I so agree on principle and seeing fads fail the tests of time. Yet I still am really intrigued by this years SB Allstar. Haven't heard a great deal of feedback other than so stable one can go a size narrower. Wondering how that's is working. When tipped is the rockered chine acting like a single rockered "hammock" like stable DW shape?

Sizing down is width is definitely faster and better for paddling so something is going on there.

SUPflorida

In regards to the SB Allstar...is it their take on the Infinity Black Fish ST? or the other way around? Seems both boards have a lot in common...not exact, but both seem to have a rounded entry, to flat to a single concave that gets progressively deeper and extends all the way to the tail. They both have the chines outside the concave. SB took the attribute to a bit of an extreme...history has shown in the vast majority of cases, that that more subtle uses of these type bottom tweaks are more advantageous. I own neither brand so I don't have a dog in this fight.

Dwight (DW)

Quote from: willi on February 01, 2016, 07:06:17 PM
From DW > I tested progressive rocker versus constant curve.
Hi DW --- could you expand on this just a bit for my old slow mind --
I have used a constant curve from about center of the board or just a bit forward to the tail for that section of the rocker and the same concept for the nose -- am I right the "progressive" is more curve as the rocker approaches the nose and tail -- ?????
thanks for the post you all this is a great thread -

aloha

willi

You are correct from my point of view. Just beware, when marketing people create their BS, use of the word progressive could mean, progressive design, cutting edge, etc and not what an engineer would mean.

SUPflorida

Quote from: DW on January 20, 2016, 04:53:21 AM
I haven't done 14 footers in at least 5 years, so I'm not up to date, but here are the few bits I learned shaping them.

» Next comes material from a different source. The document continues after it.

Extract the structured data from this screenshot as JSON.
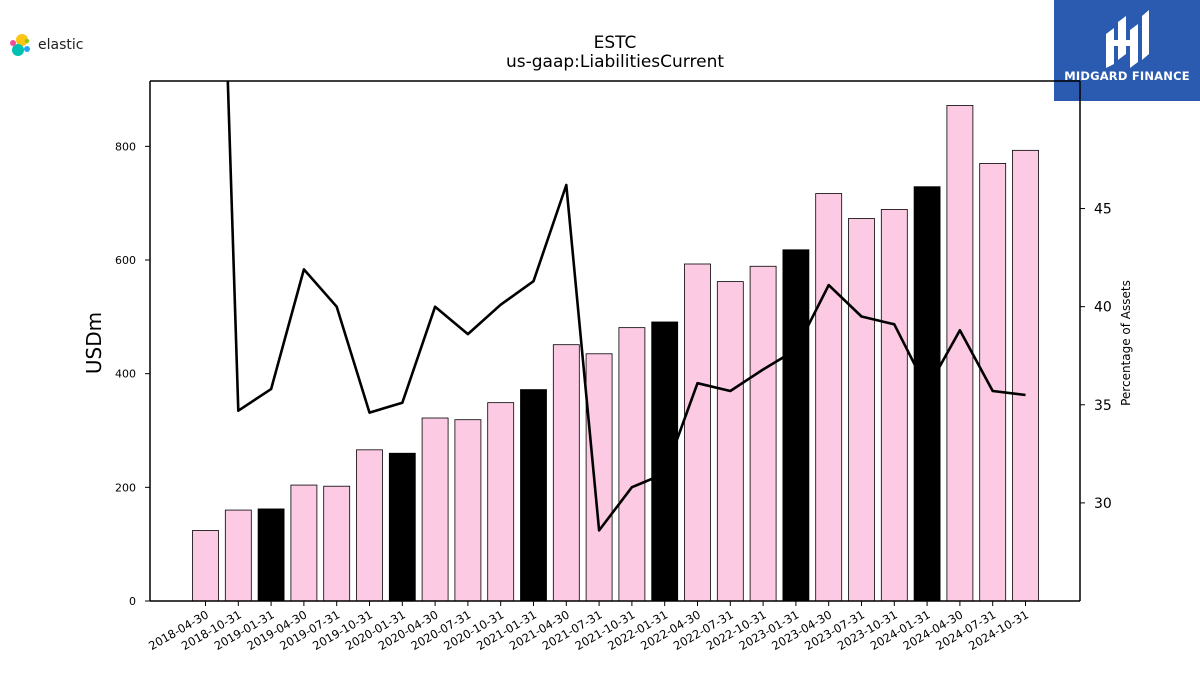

- The narrowest board was the fastest. I kept adding tail width to allow me to stand on narrower boards. My last board was darn near parallel in template and my fastest board.
- I tested progressive rocker versus constant curve. Progressive paddled faster, but felt speed limited compared to constant curve. I was building boards for down winding, so mine did plane up. For something that will never plane up, I'd go progressive curve.
- Even though everyone knows displacement is the fastest paddling hull, I never considered it due to stability issues. Flat was as close to displacement as I wanted to go.
- Deep fins are slowest, so I'd follow Larry Allison's development path and go short multi-fin. Larry is doing a mid ship fin. It might be what a flat bottom needs to fly straight.

DW ...how narrow did you go with your last 14 (overall width) and how wide was the tail?

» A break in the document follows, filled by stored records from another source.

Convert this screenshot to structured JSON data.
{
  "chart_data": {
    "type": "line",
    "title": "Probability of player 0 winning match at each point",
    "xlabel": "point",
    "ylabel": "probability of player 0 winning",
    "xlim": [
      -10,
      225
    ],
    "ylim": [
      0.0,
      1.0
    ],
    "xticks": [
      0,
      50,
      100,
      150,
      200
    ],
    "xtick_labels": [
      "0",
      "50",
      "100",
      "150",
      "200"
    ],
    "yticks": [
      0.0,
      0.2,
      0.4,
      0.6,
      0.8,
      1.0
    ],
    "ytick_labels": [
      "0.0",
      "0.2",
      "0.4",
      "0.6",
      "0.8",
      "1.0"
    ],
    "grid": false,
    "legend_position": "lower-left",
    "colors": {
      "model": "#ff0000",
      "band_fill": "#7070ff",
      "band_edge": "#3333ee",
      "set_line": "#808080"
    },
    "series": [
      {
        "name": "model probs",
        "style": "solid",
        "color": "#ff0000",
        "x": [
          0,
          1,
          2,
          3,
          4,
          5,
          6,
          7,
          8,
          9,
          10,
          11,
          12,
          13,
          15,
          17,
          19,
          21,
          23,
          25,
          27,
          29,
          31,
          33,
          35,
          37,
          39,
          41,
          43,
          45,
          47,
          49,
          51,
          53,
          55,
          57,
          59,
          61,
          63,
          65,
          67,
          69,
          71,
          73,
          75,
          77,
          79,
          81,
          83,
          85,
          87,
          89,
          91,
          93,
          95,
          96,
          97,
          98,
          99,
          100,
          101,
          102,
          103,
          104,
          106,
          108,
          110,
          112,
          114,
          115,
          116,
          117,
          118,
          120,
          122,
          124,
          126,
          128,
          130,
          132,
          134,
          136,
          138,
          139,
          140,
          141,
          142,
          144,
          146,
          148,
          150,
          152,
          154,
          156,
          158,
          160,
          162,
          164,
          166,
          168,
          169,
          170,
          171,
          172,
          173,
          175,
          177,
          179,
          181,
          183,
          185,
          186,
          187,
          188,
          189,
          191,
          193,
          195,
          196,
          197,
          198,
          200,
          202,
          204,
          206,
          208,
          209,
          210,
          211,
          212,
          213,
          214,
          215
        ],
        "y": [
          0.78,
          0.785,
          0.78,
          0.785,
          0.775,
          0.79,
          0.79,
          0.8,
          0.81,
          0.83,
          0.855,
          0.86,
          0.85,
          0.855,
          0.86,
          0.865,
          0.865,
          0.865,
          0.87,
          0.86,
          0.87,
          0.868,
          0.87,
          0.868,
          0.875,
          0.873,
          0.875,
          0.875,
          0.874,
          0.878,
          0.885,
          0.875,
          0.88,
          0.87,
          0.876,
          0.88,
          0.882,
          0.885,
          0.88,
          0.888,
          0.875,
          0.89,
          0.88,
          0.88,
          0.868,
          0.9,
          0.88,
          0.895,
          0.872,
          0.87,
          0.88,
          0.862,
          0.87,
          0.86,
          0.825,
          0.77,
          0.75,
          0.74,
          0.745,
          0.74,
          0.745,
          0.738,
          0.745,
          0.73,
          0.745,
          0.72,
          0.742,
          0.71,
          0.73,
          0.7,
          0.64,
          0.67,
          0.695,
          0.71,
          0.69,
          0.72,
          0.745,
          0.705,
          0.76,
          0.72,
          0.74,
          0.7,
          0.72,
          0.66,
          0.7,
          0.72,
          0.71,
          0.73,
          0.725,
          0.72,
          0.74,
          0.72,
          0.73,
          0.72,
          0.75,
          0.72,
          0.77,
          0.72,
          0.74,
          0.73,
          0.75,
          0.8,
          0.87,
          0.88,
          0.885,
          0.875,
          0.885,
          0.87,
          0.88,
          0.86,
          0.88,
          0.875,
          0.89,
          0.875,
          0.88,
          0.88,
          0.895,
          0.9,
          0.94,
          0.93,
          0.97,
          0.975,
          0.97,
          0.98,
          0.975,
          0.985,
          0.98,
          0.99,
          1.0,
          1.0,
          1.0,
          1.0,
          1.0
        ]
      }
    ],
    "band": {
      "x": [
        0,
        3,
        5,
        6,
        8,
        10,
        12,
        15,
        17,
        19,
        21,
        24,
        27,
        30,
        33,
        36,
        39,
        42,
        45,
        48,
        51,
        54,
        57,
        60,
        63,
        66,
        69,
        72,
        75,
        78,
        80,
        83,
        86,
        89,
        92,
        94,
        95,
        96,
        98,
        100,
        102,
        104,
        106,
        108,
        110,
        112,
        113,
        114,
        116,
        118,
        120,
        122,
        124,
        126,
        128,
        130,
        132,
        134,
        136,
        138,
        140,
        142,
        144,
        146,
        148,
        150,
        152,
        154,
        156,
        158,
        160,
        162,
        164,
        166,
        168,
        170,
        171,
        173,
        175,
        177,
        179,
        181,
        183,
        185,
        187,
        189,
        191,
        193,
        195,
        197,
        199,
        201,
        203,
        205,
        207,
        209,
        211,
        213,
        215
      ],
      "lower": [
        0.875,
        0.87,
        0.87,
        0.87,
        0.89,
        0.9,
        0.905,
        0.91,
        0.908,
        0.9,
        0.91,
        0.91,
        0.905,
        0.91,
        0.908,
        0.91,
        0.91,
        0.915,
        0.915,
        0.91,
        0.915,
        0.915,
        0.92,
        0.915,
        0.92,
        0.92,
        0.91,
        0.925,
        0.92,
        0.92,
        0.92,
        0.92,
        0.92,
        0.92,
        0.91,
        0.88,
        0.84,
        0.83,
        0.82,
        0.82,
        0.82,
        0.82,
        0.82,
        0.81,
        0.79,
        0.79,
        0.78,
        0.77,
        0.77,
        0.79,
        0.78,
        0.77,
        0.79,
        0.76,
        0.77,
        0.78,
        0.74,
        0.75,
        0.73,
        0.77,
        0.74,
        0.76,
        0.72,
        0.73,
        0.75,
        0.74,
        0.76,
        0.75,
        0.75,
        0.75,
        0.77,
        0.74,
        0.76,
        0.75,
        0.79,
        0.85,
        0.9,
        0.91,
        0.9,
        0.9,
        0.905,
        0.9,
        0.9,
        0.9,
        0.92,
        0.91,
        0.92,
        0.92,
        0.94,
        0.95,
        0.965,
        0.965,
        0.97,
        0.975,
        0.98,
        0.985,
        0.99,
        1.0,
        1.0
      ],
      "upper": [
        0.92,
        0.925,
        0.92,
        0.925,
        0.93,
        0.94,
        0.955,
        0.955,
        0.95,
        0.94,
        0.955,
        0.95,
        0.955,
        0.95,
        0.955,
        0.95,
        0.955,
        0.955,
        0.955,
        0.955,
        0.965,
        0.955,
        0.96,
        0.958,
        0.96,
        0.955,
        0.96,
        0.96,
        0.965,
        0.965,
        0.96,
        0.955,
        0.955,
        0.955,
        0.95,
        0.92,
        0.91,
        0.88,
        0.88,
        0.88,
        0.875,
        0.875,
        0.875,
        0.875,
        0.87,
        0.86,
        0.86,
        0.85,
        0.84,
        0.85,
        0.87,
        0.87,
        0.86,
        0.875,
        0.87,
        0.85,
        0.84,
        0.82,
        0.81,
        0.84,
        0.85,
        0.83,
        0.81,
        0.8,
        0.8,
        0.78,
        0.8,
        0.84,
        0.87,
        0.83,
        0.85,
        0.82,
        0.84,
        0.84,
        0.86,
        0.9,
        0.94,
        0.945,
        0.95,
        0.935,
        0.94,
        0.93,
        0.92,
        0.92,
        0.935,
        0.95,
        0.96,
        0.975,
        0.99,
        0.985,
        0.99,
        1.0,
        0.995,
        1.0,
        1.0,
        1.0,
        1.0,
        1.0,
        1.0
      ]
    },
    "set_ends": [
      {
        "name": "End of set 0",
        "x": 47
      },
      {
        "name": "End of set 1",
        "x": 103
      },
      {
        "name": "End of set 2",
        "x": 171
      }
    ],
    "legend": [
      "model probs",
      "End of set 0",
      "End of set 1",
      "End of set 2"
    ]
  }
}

I keep re-reading all the comments trying to keep an open my mind as to what's really being communicated.

Dwight (DW)

26 wide. Tail width I don't recall. It was probably 5 years ago.

PonoBill

To sum up then, flat is fastest until you want to do something other than go straight in no wind.


FWIW, we called the old Vortice the Tortice.
Foote 10'4X34", SIC 17.5 V1 hollow and an EPS one in Hood River. Foote 9'0" x 31", L41 8'8", 18' Speedboard, etc. etc.

yugi

^ excellent summary

Likewise my mid 80's Cobra radical 260 and 290 windsurf boards with major concaves were a dream to turn but ended up being way slow compared to other boards.